The ICE negotiation is conducted with STUNner, which acts as a relay. It forwards media traffic between the client and the appropriate pod assigned to handle the media. This setup efficiently manages NAT traversal and ensures seamless media traffic routing in a Kubernetes environment.

Once the PeerConnection is established and media flows correctly, the service becomes a fully scalable media provider behind Kubernetes. The standout feature of this setup is its simplicity and efficiency: no matter how many media servers are added, all client media connections are managed through a single IP address and port. This approach maximizes scalability and minimizes complexity.

Fig. 4: The ICE candidates visualized in the web application: The app & media servers on the right are running in Kubernetes. Clients access them via a single TURN/UDP port exposed by the STUNner media gateway. Dashed lines represent the signaling over HTTP/WS.

Figure 4 shows a straightforward representation of this approach. On the right side of the figure, we see the two media server instances running in Kubernetes. The clients connecting to these media-server pods are on the left. The media connectivity between the two entities goes through a single IP address and port via STUNner.
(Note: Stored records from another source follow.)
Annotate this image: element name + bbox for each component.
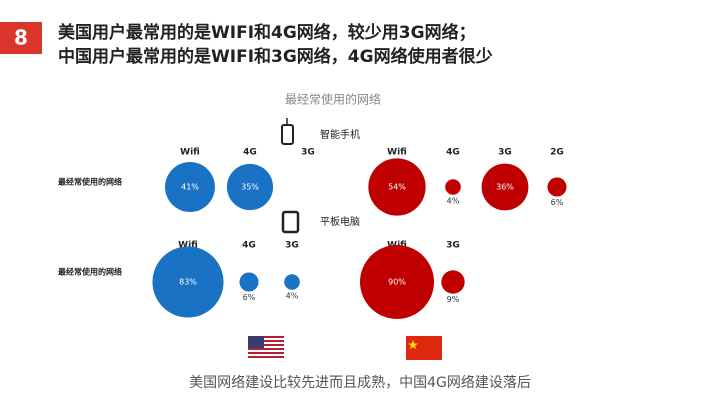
bubble xyxy=(368,158,426,216)
category-label: 2G xyxy=(550,148,564,158)
bubble xyxy=(547,177,567,197)
bubble xyxy=(445,179,461,195)
bubble xyxy=(481,163,529,211)
bubble xyxy=(239,272,259,292)
category-label: 3G xyxy=(285,241,299,251)
title-line: 美国用户最常用的是WIFI和4G网络，较少用3G网络； xyxy=(58,22,476,43)
value-label: 36% xyxy=(496,183,514,192)
device-label: 平板电脑 xyxy=(320,215,360,228)
value-label: 6% xyxy=(243,293,256,302)
bubble xyxy=(226,163,274,211)
value-label: 41% xyxy=(181,183,199,192)
category-label: Wifi xyxy=(387,148,407,158)
category-label: 3G xyxy=(446,241,460,251)
title-line: 中国用户最常用的是WIFI和3G网络，4G网络使用者很少 xyxy=(58,46,493,67)
category-label: 4G xyxy=(446,148,460,158)
value-label: 9% xyxy=(447,295,460,304)
subtitle: 最经常使用的网络 xyxy=(285,92,381,107)
us-flag xyxy=(248,336,284,360)
value-label: 54% xyxy=(388,183,406,192)
device-label: 智能手机 xyxy=(320,128,360,141)
value-label: 6% xyxy=(551,198,564,207)
slide-number: 8 xyxy=(14,26,28,50)
category-label: 3G xyxy=(301,148,315,158)
bubble xyxy=(284,274,300,290)
china-flag xyxy=(406,336,442,360)
category-label: 4G xyxy=(243,148,257,158)
value-label: 4% xyxy=(286,291,299,300)
category-label: 4G xyxy=(242,241,256,251)
bubble xyxy=(165,162,215,212)
value-label: 83% xyxy=(179,278,197,287)
value-label: 4% xyxy=(447,196,460,205)
number-box xyxy=(0,22,42,54)
bubble xyxy=(152,246,224,318)
category-label: 3G xyxy=(498,148,512,158)
category-label: Wifi xyxy=(180,148,200,158)
row-label: 最经常使用的网络 xyxy=(58,267,122,277)
value-label: 35% xyxy=(241,183,259,192)
row-label: 最经常使用的网络 xyxy=(58,177,122,187)
bubble xyxy=(441,270,465,294)
footer: 美国网络建设比较先进而且成熟，中国4G网络建设落后 xyxy=(189,375,531,391)
phone-icon xyxy=(281,118,294,145)
tablet-icon xyxy=(281,210,300,234)
category-label: Wifi xyxy=(178,241,198,251)
bubble xyxy=(360,245,434,319)
value-label: 90% xyxy=(388,278,406,287)
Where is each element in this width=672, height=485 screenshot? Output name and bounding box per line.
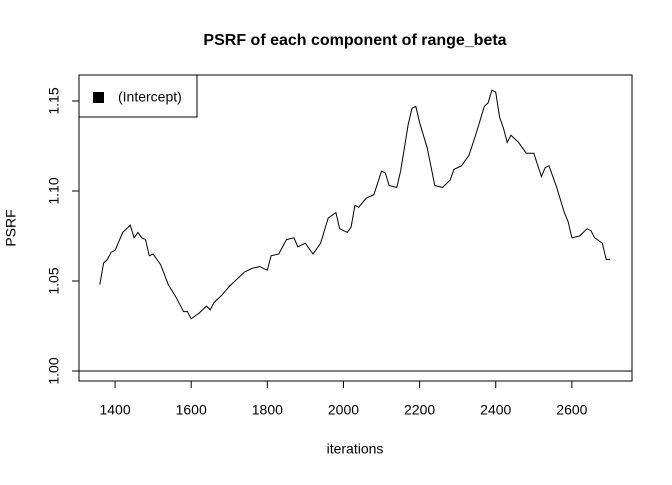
y-tick-label: 1.10 — [46, 177, 62, 204]
y-axis-label: PSRF — [3, 209, 19, 246]
x-tick-label: 2600 — [556, 402, 587, 418]
x-tick-label: 1800 — [252, 402, 283, 418]
x-tick-label: 1600 — [176, 402, 207, 418]
legend-label: (Intercept) — [118, 89, 182, 105]
chart-title: PSRF of each component of range_beta — [203, 32, 506, 49]
legend-swatch — [93, 92, 104, 103]
x-tick-label: 2200 — [404, 402, 435, 418]
x-tick-label: 1400 — [99, 402, 130, 418]
x-axis-label: iterations — [327, 441, 384, 457]
data-line — [99, 89, 610, 320]
x-tick-label: 2000 — [328, 402, 359, 418]
y-tick-label: 1.00 — [46, 357, 62, 384]
x-tick-label: 2400 — [480, 402, 511, 418]
y-tick-label: 1.15 — [46, 87, 62, 114]
plot-box — [78, 74, 633, 382]
y-tick-label: 1.05 — [46, 267, 62, 294]
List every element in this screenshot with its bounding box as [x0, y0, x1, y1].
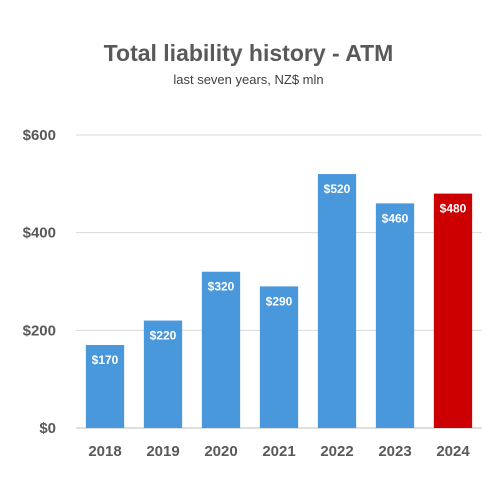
- chart-subtitle: last seven years, NZ$ mln: [173, 72, 324, 87]
- x-tick-label-2018: 2018: [88, 443, 121, 460]
- chart-title: Total liability history - ATM: [103, 40, 394, 66]
- data-label-2023: $460: [382, 211, 409, 225]
- bar-2022: [317, 174, 357, 428]
- data-label-2021: $290: [266, 294, 293, 308]
- data-label-2024: $480: [440, 202, 467, 216]
- y-tick-label: $200: [23, 322, 56, 339]
- bar-2021: [259, 286, 299, 428]
- x-tick-label-2023: 2023: [378, 443, 411, 460]
- data-label-2019: $220: [150, 329, 177, 343]
- bar-2019: [143, 320, 183, 428]
- data-label-2018: $170: [92, 353, 119, 367]
- y-tick-label: $400: [23, 225, 56, 242]
- x-tick-label-2020: 2020: [204, 443, 237, 460]
- bar-2023: [375, 203, 415, 428]
- data-label-2020: $320: [208, 280, 235, 294]
- y-tick-label: $0: [39, 420, 56, 437]
- x-tick-label-2022: 2022: [320, 443, 353, 460]
- bar-2018: [85, 344, 125, 428]
- x-tick-label-2021: 2021: [262, 443, 295, 460]
- bar-2020: [201, 271, 241, 428]
- y-tick-label: $600: [23, 127, 56, 144]
- bar-2024: [433, 193, 473, 428]
- x-tick-label-2024: 2024: [436, 443, 470, 460]
- data-label-2022: $520: [324, 182, 351, 196]
- x-tick-label-2019: 2019: [146, 443, 179, 460]
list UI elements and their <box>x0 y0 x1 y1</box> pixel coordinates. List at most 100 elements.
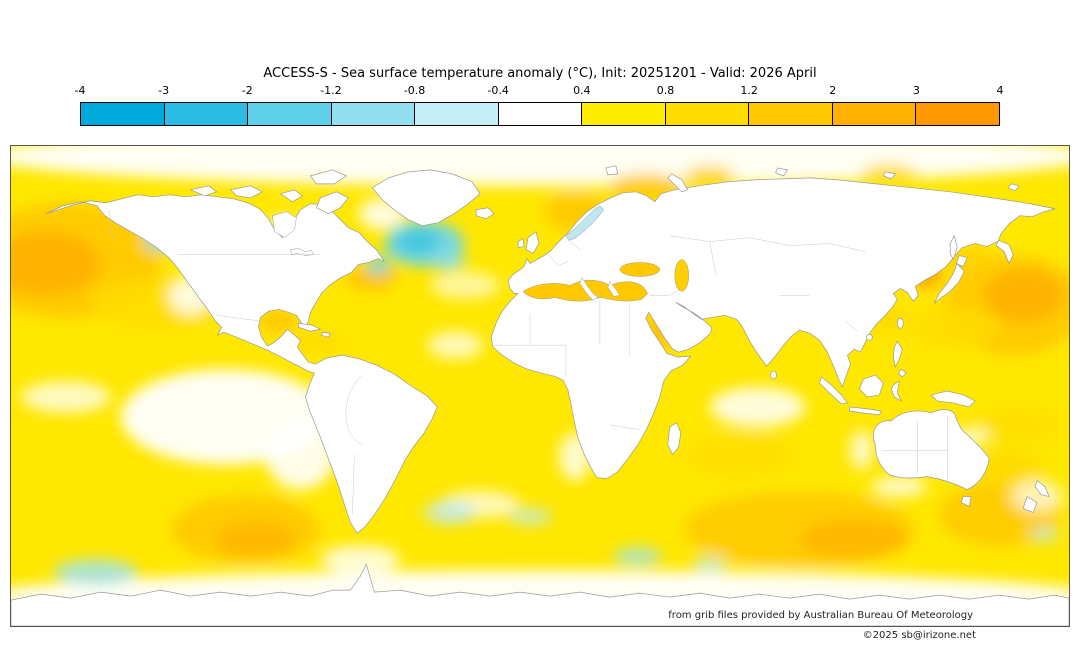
landmasses <box>11 165 1069 626</box>
greenland <box>371 169 481 227</box>
anomaly-white-equatorial-indian <box>709 386 806 427</box>
madagascar <box>667 422 682 456</box>
novaya-zemlya <box>667 173 689 193</box>
anomaly-white-peru-coast <box>265 419 336 490</box>
anomaly-cyan-s-indian <box>691 556 728 573</box>
anomaly-warm-kara <box>684 165 735 186</box>
borders-africa <box>494 290 640 431</box>
iceland <box>475 207 495 220</box>
java <box>849 406 882 416</box>
anomaly-cyan-south-of-nz <box>1030 526 1059 543</box>
anomaly-cyan-cold-blob-tail <box>430 250 467 271</box>
colorbar-segment <box>832 103 917 125</box>
greece <box>607 280 621 297</box>
anomaly-white-west-pacific <box>20 381 111 413</box>
colorbar-tick-label: 0.8 <box>656 84 675 97</box>
caspian-sea <box>674 259 689 292</box>
colorbar-tick-label: 2 <box>829 84 837 97</box>
border-alaska <box>108 209 114 242</box>
anomaly-warm-central-indian <box>684 432 795 477</box>
colorbar-tick-label: 4 <box>996 84 1004 97</box>
colorbar-tick-label: 0.4 <box>573 84 591 97</box>
country-borders <box>108 209 948 515</box>
anomaly-field <box>11 146 1069 623</box>
new-zealand <box>1022 480 1050 513</box>
anomaly-orange-se-pacific-core <box>215 521 296 558</box>
colorbar-segment <box>916 103 1000 125</box>
world-map-svg <box>11 146 1069 626</box>
anomaly-white-drake <box>320 545 401 574</box>
anomaly-orange-gulf-of-mexico <box>258 310 299 333</box>
anomaly-white-west-australia <box>849 429 874 470</box>
colorbar-segment <box>749 103 833 125</box>
borders-australia <box>881 416 948 489</box>
colorbar-segment <box>582 103 666 125</box>
sumatra <box>819 376 848 405</box>
colorbar-segment <box>331 103 416 125</box>
anomaly-orange-ne-pacific-core <box>11 231 101 296</box>
sakhalin <box>949 235 958 260</box>
arctic-islands <box>190 169 347 203</box>
australia <box>873 409 990 490</box>
anomaly-cyan-s-pacific <box>53 559 138 586</box>
colorbar-tick-label: -0.8 <box>403 84 426 97</box>
inland-seas <box>272 205 689 302</box>
colorbar-segment <box>665 103 750 125</box>
colorbar-segment <box>248 103 332 125</box>
colorbar-segment <box>498 103 583 125</box>
baltic-sea <box>565 205 605 241</box>
afro-eurasia <box>490 177 1056 479</box>
chart-title: ACCESS-S - Sea surface temperature anoma… <box>263 66 817 81</box>
anomaly-cyan-south-of-africa <box>613 547 662 566</box>
philippines <box>892 340 907 378</box>
colorbar-tick-label: 3 <box>912 84 920 97</box>
anomaly-white-brazil-offshore <box>427 331 484 360</box>
britain <box>517 231 540 254</box>
borders-asia <box>649 235 866 332</box>
borneo <box>859 374 884 398</box>
colorbar-segment <box>415 103 499 125</box>
anomaly-warm-kuroshio <box>909 307 1000 348</box>
colorbar-segments <box>80 102 1000 126</box>
colorbar-tick-label: -1.2 <box>320 84 342 97</box>
anomaly-cyan-s-atlantic <box>508 507 552 526</box>
new-guinea <box>930 390 976 408</box>
border-us-mexico <box>216 315 263 322</box>
source-attribution: from grib files provided by Australian B… <box>668 610 973 621</box>
italy <box>579 276 599 301</box>
colorbar-segment <box>81 103 165 125</box>
sri-lanka <box>770 370 777 380</box>
copyright-line: ©2025 sb@irizone.net <box>862 630 976 641</box>
japan <box>933 255 968 304</box>
borders-south-america <box>345 374 363 515</box>
taiwan <box>896 317 904 329</box>
colorbar-tick-label: 1.2 <box>740 84 758 97</box>
anomaly-warm-fiji <box>979 406 1060 443</box>
svalbard <box>605 165 619 176</box>
colorbar-tick-label: -2 <box>241 84 253 97</box>
anomaly-cyan-cold-blob-core <box>396 228 441 255</box>
antarctica <box>11 563 1069 626</box>
colorbar-ticks: -4 -3 -2 -1.2 -0.8 -0.4 0.4 0.8 1.2 2 3 4 <box>75 84 1004 99</box>
baffin-island <box>316 191 349 215</box>
world-map: from grib files provided by Australian B… <box>10 145 1070 627</box>
siberian-islands <box>775 167 1020 192</box>
sulawesi <box>890 380 902 402</box>
anomaly-cyan-south-georgia <box>424 500 477 525</box>
colorbar-tick-label: -3 <box>158 84 170 97</box>
colorbar-tick-label: -0.4 <box>487 84 509 97</box>
anomaly-warm-tasman <box>974 449 1045 490</box>
cuba-hispaniola <box>298 322 331 338</box>
hainan <box>866 333 873 341</box>
anomaly-white-bight <box>871 476 928 497</box>
anomaly-white-arctic <box>11 146 1069 186</box>
tasmania <box>960 496 972 507</box>
anomaly-orange-nw-pacific-core <box>984 269 1065 322</box>
colorbar-tick-label: -4 <box>74 84 86 97</box>
hudson-bay <box>272 211 297 238</box>
borders-europe <box>549 241 581 266</box>
anomaly-white-azores <box>430 271 501 300</box>
colorbar: -4 -3 -2 -1.2 -0.8 -0.4 0.4 0.8 1.2 2 3 4 <box>75 84 1004 126</box>
anomaly-orange-s-indian-core <box>799 519 910 560</box>
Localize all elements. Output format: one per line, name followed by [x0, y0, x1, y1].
The dashed lines are "virtual links" showing which media server instance the client connects.

Extra latency

When it comes to using STUNner, a metric of particular interest is the additional latency introduced by STUNner as it acts as a gateway for media servers. Quantifying this latency is crucial to understanding its impact on overall call quality and optimizing performance in real-world scenarios.

An educated guess is that adding an extra TURN processing to the media data plane is a luxury since it adds extra latency. We instrumented STUNner to measure packet processing times (see the red dots in Fig. 3) to make this extra cost quantifiable. We expose these metrics in an embedded Grafana dashboard under the 'Learn more about STUNner' page.

This dashboard presents the averaged packet processing time. A gauge shows the average last minute, while the time series plot details the history. The dashboard also displays the throughput averaged for the last minute and the number of active connections.

Fig. 5: STUNner performance metrics: packet processing delays, throughput, and number of active connections. The dashboard is visible under ‘Learn more about STUNner’ on the website.

As Figure 5 shows, the packet processing delays are almost negligible. We see a slight increase when a new client connects. However, this spike disappears as the TURN signaling is over, and STUNner relays media traffic only.

Conclusion

It's time to wrap up our Kubernetes journey. In this blog post, we first learned about the challenges of deploying WebRTC applications to Kubernetes. We have seen how the STUNner media gateway exposes our WebRTC services with the help of the good old TURN and some Kubernetes Gateway magic. STUNner uses a single IP and port to ingest all media traffic and secure our deployments. So far, this is a fairy tale, but what about performance? We developed a mediasoup-based demo project to measure performance metrics. We use ObserveRTC and cloud-native monitoring tools to quantify the STUNner overhead. Our results show the STUNner overhead is negligible. Meanwhile, we can obtain meaningful statistics with ObserveRTC in Kubernetes, too.